2 tsp active dried yeast

220ml warm water

1 cup (140g) wholemeal flour

140ml cold water

1⁄3 cup extra virgin olive oil, plus some for drizzling

21⁄2 cups (360g) high-grade flour

2 tsp sea salt, plus extra for sprinkling

Filling

1 tbsp olive oil

2 onions, chopped

200g chorizo, chopped

1 tsp fennel seeds

1 tbsp harissa paste

1 tbsp tomato paste

Combine yeast and warm water in a large bowl (ideally the bowl of an electric mixer) and leave for 10 minutes or until creamy. Stir in wholemeal flour, cover and set aside for 50 minutes or until bubbling.

If you have an electric mixer with a dough hook attachment, use this to mix in the cold water and oil. Add high-grade flour and salt, and mix until it comes together. Continue mixing for 3-4 minutes. The dough should be soft but not wet – remove from the bowl and knead by hand with a little flour if necessary. If mixing and kneading by hand, it can be useful to use a dough scraper and a little flour as the dough can be quite wet initially. Knead for 6-8 minutes until smooth.

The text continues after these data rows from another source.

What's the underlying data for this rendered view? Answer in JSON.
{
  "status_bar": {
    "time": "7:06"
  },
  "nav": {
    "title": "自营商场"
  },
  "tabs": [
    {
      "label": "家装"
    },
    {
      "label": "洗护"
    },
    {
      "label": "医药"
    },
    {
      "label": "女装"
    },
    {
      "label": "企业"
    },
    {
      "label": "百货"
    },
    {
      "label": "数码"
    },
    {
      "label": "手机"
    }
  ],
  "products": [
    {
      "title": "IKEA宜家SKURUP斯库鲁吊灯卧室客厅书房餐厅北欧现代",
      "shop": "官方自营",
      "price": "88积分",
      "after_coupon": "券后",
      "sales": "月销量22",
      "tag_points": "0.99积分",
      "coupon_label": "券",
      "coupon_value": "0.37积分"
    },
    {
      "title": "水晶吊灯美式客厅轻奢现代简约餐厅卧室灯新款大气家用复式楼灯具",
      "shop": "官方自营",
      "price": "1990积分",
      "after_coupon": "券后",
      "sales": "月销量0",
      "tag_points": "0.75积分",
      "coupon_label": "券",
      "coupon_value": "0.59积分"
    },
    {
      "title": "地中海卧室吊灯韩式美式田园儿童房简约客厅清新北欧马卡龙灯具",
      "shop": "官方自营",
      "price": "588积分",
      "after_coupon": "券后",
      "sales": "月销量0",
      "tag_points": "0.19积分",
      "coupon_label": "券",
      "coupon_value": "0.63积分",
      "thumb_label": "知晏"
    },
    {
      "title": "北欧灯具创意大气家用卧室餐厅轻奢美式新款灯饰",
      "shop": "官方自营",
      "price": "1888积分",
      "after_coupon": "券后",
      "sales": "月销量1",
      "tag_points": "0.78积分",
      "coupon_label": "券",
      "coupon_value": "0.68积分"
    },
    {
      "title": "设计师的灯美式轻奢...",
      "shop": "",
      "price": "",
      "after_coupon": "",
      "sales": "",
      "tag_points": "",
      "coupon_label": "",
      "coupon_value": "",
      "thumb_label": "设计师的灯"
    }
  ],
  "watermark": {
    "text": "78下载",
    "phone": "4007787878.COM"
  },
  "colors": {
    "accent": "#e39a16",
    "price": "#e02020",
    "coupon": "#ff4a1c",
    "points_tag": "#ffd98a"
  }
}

Put dough into an oiled bowl, cover and leave to double in size – about an hour, or put in the fridge overnight for a slower rise.

Filling:

Heat oil in a pan, add onions and cook until soft. Add chorizo and fennel seeds and cook for a few minutes then add harissa and tomato paste.

Set aside to cool.

Divide risen dough into 16 pieces, flatten slightly, add a tablespoon of filling, bring the edges together and pinch to seal. Place sealed side down on a lined baking tray. Cover with a clean tea towel and leave to rise for about 30-40 minutes. Meanwhile, heat the oven to 200C. Once risen, brush rolls with milk and bake for 20-30 minutes until browned.